Les grandes questions

Qu'est-ce que l'éternité ?

En bref : L'éternité n'est pas du temps qui ne s'arrête jamais. C'est un tout autre mode d'existence — une plénitude de la présence de Dieu, au-delà des heures et des années. Et elle commence dès maintenant, dans la manière dont nous choisissons d'aimer.

La nuance orthodoxe

Nous vivons à l'intérieur du temps. Tout ce qui nous entoure commence et finit : un jour, une saison, une vie. C'est pour cela qu'il nous est si difficile d'imaginer quelque chose d'« éternel » — le plus souvent, nous nous le représentons comme un temps qui dure à l'infini, une ligne sans bout. Mais dans la foi orthodoxe, l'éternité n'est pas une grande quantité de temps.

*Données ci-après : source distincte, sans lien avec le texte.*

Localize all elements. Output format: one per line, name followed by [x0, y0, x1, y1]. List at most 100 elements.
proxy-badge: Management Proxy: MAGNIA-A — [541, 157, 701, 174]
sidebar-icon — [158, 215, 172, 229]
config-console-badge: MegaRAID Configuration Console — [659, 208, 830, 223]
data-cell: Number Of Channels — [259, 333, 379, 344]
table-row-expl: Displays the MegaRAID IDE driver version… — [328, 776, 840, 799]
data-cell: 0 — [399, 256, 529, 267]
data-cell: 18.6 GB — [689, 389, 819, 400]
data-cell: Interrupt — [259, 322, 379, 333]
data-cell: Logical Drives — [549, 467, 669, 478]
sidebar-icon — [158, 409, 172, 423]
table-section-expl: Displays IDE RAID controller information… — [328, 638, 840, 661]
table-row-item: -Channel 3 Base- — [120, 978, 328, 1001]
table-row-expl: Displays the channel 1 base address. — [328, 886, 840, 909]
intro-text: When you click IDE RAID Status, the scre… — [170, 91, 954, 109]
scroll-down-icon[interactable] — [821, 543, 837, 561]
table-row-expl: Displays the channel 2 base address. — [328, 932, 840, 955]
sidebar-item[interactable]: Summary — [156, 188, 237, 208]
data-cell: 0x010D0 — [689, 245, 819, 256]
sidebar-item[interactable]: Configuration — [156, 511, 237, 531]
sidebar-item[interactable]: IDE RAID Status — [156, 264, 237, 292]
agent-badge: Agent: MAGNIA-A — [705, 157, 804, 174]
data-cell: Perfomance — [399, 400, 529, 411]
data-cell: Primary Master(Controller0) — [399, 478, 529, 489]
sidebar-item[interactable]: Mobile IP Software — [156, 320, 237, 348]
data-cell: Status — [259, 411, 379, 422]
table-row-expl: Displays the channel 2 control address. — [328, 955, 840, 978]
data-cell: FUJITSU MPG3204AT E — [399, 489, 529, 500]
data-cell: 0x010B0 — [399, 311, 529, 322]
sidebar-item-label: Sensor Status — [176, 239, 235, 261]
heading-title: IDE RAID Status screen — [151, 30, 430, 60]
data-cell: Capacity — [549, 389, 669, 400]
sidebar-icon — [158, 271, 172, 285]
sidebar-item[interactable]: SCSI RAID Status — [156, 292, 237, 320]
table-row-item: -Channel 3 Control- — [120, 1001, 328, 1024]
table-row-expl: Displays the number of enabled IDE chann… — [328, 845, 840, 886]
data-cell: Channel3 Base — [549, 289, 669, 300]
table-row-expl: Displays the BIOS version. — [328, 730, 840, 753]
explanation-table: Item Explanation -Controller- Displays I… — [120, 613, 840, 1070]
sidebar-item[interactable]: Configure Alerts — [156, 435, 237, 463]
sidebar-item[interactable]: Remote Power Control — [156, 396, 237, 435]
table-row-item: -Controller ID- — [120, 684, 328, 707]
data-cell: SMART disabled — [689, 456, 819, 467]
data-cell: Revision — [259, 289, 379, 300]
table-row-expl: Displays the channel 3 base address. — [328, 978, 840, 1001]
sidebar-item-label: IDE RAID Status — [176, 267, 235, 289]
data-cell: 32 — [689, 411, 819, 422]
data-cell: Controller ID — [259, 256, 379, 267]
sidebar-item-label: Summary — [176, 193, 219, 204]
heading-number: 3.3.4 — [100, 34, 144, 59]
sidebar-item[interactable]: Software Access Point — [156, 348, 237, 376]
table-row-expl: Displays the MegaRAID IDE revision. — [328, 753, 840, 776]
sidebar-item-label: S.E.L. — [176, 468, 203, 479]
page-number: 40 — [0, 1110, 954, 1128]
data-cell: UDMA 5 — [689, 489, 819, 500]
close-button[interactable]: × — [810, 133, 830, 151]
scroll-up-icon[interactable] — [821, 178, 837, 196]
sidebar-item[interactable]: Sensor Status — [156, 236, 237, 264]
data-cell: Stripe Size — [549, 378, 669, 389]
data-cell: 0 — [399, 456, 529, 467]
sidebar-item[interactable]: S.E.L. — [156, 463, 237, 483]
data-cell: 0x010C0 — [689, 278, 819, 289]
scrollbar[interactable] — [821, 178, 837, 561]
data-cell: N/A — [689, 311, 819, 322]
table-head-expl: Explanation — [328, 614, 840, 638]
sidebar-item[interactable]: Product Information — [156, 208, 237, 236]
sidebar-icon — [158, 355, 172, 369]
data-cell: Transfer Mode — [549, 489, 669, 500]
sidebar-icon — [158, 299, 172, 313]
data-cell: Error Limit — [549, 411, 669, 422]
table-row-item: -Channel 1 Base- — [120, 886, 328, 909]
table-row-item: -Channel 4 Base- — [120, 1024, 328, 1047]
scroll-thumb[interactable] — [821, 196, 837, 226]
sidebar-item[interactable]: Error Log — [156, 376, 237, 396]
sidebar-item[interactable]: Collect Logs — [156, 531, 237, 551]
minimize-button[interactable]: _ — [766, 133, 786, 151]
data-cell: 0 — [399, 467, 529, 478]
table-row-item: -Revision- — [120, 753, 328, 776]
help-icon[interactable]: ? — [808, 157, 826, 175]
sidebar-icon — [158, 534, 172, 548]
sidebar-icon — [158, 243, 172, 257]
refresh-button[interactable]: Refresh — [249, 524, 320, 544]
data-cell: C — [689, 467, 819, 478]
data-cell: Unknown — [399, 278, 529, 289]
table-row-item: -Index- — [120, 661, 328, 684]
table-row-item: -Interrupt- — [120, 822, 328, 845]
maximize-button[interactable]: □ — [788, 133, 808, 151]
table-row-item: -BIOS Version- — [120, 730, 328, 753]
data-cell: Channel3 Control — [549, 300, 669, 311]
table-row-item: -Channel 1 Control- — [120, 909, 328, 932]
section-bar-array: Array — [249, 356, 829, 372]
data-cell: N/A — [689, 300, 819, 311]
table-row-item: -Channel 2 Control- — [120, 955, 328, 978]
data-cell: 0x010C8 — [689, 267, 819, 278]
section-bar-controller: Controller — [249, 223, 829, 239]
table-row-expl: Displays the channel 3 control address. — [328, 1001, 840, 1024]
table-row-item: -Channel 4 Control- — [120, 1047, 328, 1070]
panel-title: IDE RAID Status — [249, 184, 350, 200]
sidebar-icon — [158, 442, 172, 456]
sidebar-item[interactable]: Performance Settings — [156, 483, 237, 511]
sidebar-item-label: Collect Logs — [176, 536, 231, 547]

C'est un autre mode d'être.

Dieu n'est pas entré dans le temps — c'est Lui qui l'a créé. Saint Maxime le Confesseur montre que Dieu est au-delà du temps et des siècles : son éternité ne se mesure pas en heures et en années, elle est une plénitude, un présent qui ne passe pas. Si bien que la question « combien de temps dure l'éternité ? » ressemble un peu à demander quelle couleur a un son — on a mélangé deux mondes qui ne se mesurent pas de la même manière.

Mais souvent, derrière cette question, s'en cache une plus profonde encore : la peur d'être loin de Dieu, loin de son amour. Et là, il faut comprendre quelque chose d'essentiel. L'amour de Dieu est partout et ne change pas. Pour celui qui a appris à le recevoir, sa présence est lumière et joie. Pour celui qui s'est endurci et l'a refusé, ce même amour est vécu comme une brûlure. Saint Isaac le Syrien dit que ceux de la géhenne sont « flagellés par l'amour » — non pas parce que Dieu aurait cessé d'aimer, mais parce que leur cœur ne peut plus recevoir cet amour.

Mais cela ne veut pas dire qu'il n'y a pas de vrai jugement, ou que tout se réduit à un simple ressenti intérieur. L'Écriture parle clairement de jugement : le riche et Lazare (Luc 16), la séparation des brebis et des boucs (Matthieu 25). L'Église tient ensemble deux vérités que notre esprit voudrait simplifier : la source est l'amour immuable de Dieu, et nous, étant libres, choisissons comment nous le recevons. C'est pourquoi elle nous garde à la fois de la présomption (« de toute façon je suis sauvé ») et du désespoir (« de toute façon je suis perdu »).

Et encore une chose. La peur même d'être loin de Dieu est déjà un signe que ton âme est tournée vers Lui. La réponse à cette peur n'est pas l'angoisse, mais le commencement : approche-toi et aime dès maintenant. L'éternité n'est pas seulement « plus tard » — elle se prépare dans la manière dont nous aimons aujourd'hui. Et la miséricorde de Dieu est infinie — mais c'est une miséricorde qui rencontre un cœur qui Le cherche.

Sources

  • Saint Maxime le Confesseur — sur l'éternité comme plénitude au-delà du temps (Ambigua, Chapitres théologiques).
  • Saint Isaac le Syrien — « Discours ascétiques » : l'amour de Dieu comme feu qui éclaire ou qui brûle.
  • Sainte Écriture — Luc 16, 19-31 (le riche et Lazare) ; Matthieu 25, 31-46 (le jugement).